Raíces


Por Juana Celestino



Vista de La Siberia desde el castillo de Puebla de Alcocer (Badajoz).  Foto de Arturo Finch.

Durante mi juventud pasé algo más de un año viviendo en Grecia. Recién terminados los estudios, y sin una idea clara de qué quería hacer con mi vida, volé al país que tanto deseaba conocer por ser la cuna de la civilización occidental. Con poco dinero en el bolsillo, trabajé durante los primeros meses en la recolección de naranjas, abundantes en el Peloponeso donde recalé, en compañía de jóvenes extranjeros deseosos de conocer mundo como yo; más adelante, ya con algunos conocimientos rudimentarios de griego moderno, me dediqué a dar clases particulares de español a estudiantes amantes de la cultura española. Fue mi primer viaje en solitario, lo que me facilitó ser porosa a unas experiencias vitales que conformaron algunos aspectos de mi manera de ser. Nunca me sentí extranjera allí. Si bien fueron Aristóteles, Homero, Pitágoras, Aristófanes o Pericles, la antigua Atenas, Delfos o Micenas los que me reclamaron en un principio, durante mi estancia serían ciudades como Argos, Nafplio o Kalamata, y personas como Marina, Takis, Evangelos, Adonia, Tassos y muchos más, los que hicieron que Grecia llegara a ser un país entrañable. Aunque hace años que no lo visito, para mí es como esos amigos que por muy de tarde en tarde que los veamos, al llevarlos dentro, el reencuentro se da con la misma naturalidad que si nos hubiéramos visto el día anterior; así creo que será mi sentir el día que pise de nuevo suelo griego. Algo parecido me ocurre con la vecina Portugal, si no por haber entablado allí estrechas relaciones de afecto con portugueses, sí por la frecuencia con la que la que la visito, por su belleza y las acogedoras gentes que hacen que me sienta como en casa.

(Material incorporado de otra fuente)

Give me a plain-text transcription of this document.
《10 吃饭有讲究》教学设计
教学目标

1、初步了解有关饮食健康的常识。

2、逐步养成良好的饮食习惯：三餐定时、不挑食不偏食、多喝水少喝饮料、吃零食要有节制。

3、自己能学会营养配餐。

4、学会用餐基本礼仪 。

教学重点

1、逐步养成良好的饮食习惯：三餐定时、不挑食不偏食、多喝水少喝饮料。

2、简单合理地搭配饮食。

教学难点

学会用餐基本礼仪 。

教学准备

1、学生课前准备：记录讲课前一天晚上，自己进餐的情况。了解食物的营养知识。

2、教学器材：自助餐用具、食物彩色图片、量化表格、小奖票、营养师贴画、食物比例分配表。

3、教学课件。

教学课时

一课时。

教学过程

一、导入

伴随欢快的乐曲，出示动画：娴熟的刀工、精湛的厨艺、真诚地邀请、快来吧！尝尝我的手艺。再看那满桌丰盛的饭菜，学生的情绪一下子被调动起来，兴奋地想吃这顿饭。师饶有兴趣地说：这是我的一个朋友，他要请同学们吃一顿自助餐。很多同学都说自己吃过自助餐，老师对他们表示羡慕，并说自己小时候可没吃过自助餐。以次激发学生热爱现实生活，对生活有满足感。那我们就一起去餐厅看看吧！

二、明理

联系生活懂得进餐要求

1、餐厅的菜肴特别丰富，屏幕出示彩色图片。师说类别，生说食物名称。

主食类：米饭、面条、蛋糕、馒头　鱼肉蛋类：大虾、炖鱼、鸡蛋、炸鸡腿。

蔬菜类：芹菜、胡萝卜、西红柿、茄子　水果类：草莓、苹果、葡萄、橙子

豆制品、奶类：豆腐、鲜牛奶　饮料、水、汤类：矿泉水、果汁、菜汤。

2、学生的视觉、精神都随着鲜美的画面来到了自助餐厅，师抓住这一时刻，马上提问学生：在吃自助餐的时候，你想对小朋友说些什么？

Nací en Puebla de Alcocer, una localidad de Badajoz perteneciente a la comarca de La Siberia, y soy oriunda de la provincia de Cáceres por parte de padre y madre tantas generaciones atrás que se pierden en la memoria de mis antepasados. Quiero a Extremadura, es mi lugar de referencia, el de mi grupo de origen y me siento unida a ella, pero desde hace años vivo en Madrid, una ciudad abierta que es de todos y de ninguno, donde me siento tan madrileña como el más castizo."Uno es de donde hace el bachillerato", decía Max Aub, refiriéndose al lugar donde tomamos conciencia del mundo, de nuestros sentidos, del amor… Pues resuelto: soy madrileña.

A veces, el sentido de pertenencia que nos dan las raíces puede llegar a aprisionarnos física y, sobre todo, mentalmente. Cuando sacralizamos nuestros orígenes como los mejores e inigualables, aferrándonos a nacionalismos o a absurdos orgullos de raza, nos volvemos peligrosos al mirar lo diferente, por miedo, con abierto desprecio, rencor u odio. Son sentimientos basados en una sinrazón que han producido fricciones sociales, guerras y crímenes contra la humanidad de los que todos tenemos memoria.

Por suerte, los seres humanos disfrutamos del privilegio del movimiento. No somos como los árboles que mueren donde nacen, podemos plantarnos en cualquier lugar donde de nuevo nos subirá la savia, echaremos unas cuantas flores y daremos frutos. El ansia de libertad es una de las razones que puede empujarnos al nomadismo. Cuando uno no se siente identificado ni con la clase social a la que pertenece ni con el lugar donde ha nacido, se impone la necesidad de buscar un mundo más amplio donde poder expresarse y adquirir un enriquecimiento personal que el encorsetado ambiente del que procede no permite. Pero el desarraigo puede llegar a ser muy doloroso en quien se siente empujado por circunstancias no deseadas, ya sea por instinto de vida, como los emigrantes, que tienen que decir adiós a seres y lugares queridos, o como los exiliados políticos, que siempre se debatirán entre el desdén y la nostalgia de su país.

También es cierto que el grado de desarraigo, más que de la lejanía del lugar de procedencia y lo que dejamos atrás, dependerá de cómo nos vaya y lo que hayamos encontrado en el recorrido, en nuestro destino. Podemos incluso llegar a abrazar un país o un lugar ajeno a nuestros orígenes, hasta llevarlo en nuestra propia sangre. Como aquel amigo manchego que tenía mi padre, que sentía tal apego y pasión por la ciudad de Cádiz que afirmaba ser de allí, y si a alguien se le ocurría recordarle que había nacido en Cuenca, replicaba que los gaditanos nacen donde les da la gana. Y es que, en definitiva, lo que verdaderamente importa son los lugares donde uno se siente a gusto.